From the plains of Africa to the islands of the South Pacific, entire towns and communities are being driven away by extended drought, rising sea levels and desertification. While bad weather is nothing new, the rate at which this is now occurring makes it clear that these refugees are the first victims of global warming.

Despite this, climate change refugees remain in legal limbo. The UN High Commission for Refugees (UNHCR) defines "refugees" as victims of war, persecution or civil conflict who have been forced to flee their countries. This does not include victims of climate change, meaning they are not entitled to the asylum or assistance normally granted to refugees. "In law, `refugee' has a very specific meaning," says Audrey Macklin, assistant professor at the University of Toronto's Faculty of Law.

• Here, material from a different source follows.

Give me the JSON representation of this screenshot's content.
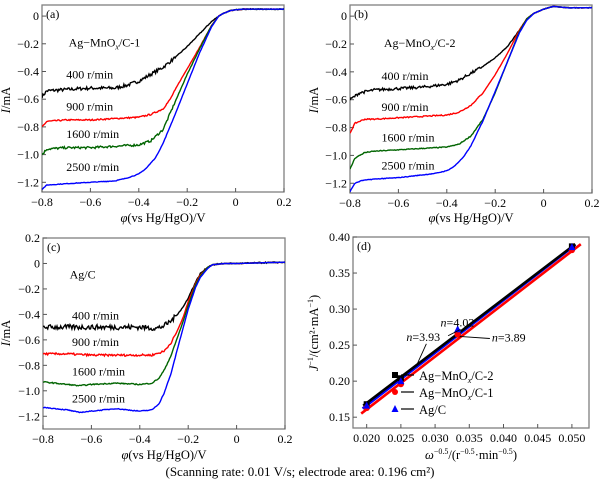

Even though much of the world's pollution is caused by Western industrialized nations – not the rural developing countries most affected by it – there is no international legal obligation to help climate change refugees, she says.

The UNHCR explanation is that, unlike political refugees, victims of climate change can still appeal to their home governments for help. The organization also says it simply does not have the funds to care for millions of additional people. But that doesn't mean they should be ignored. Macklin says that the impact of climate change is a political issue as much as it is a legal issue, and that there is also nothing forbidding countries from taking the initiative to act.

"There's all sorts of things to do if there is political will," she says. New Zealand, for example, has agreed to take in 11,000 people from Tuvalu, the nearby string of islands threatened with destruction by rising sea levels.

…While prevention is still key, we must now also start learning how to live with climate change.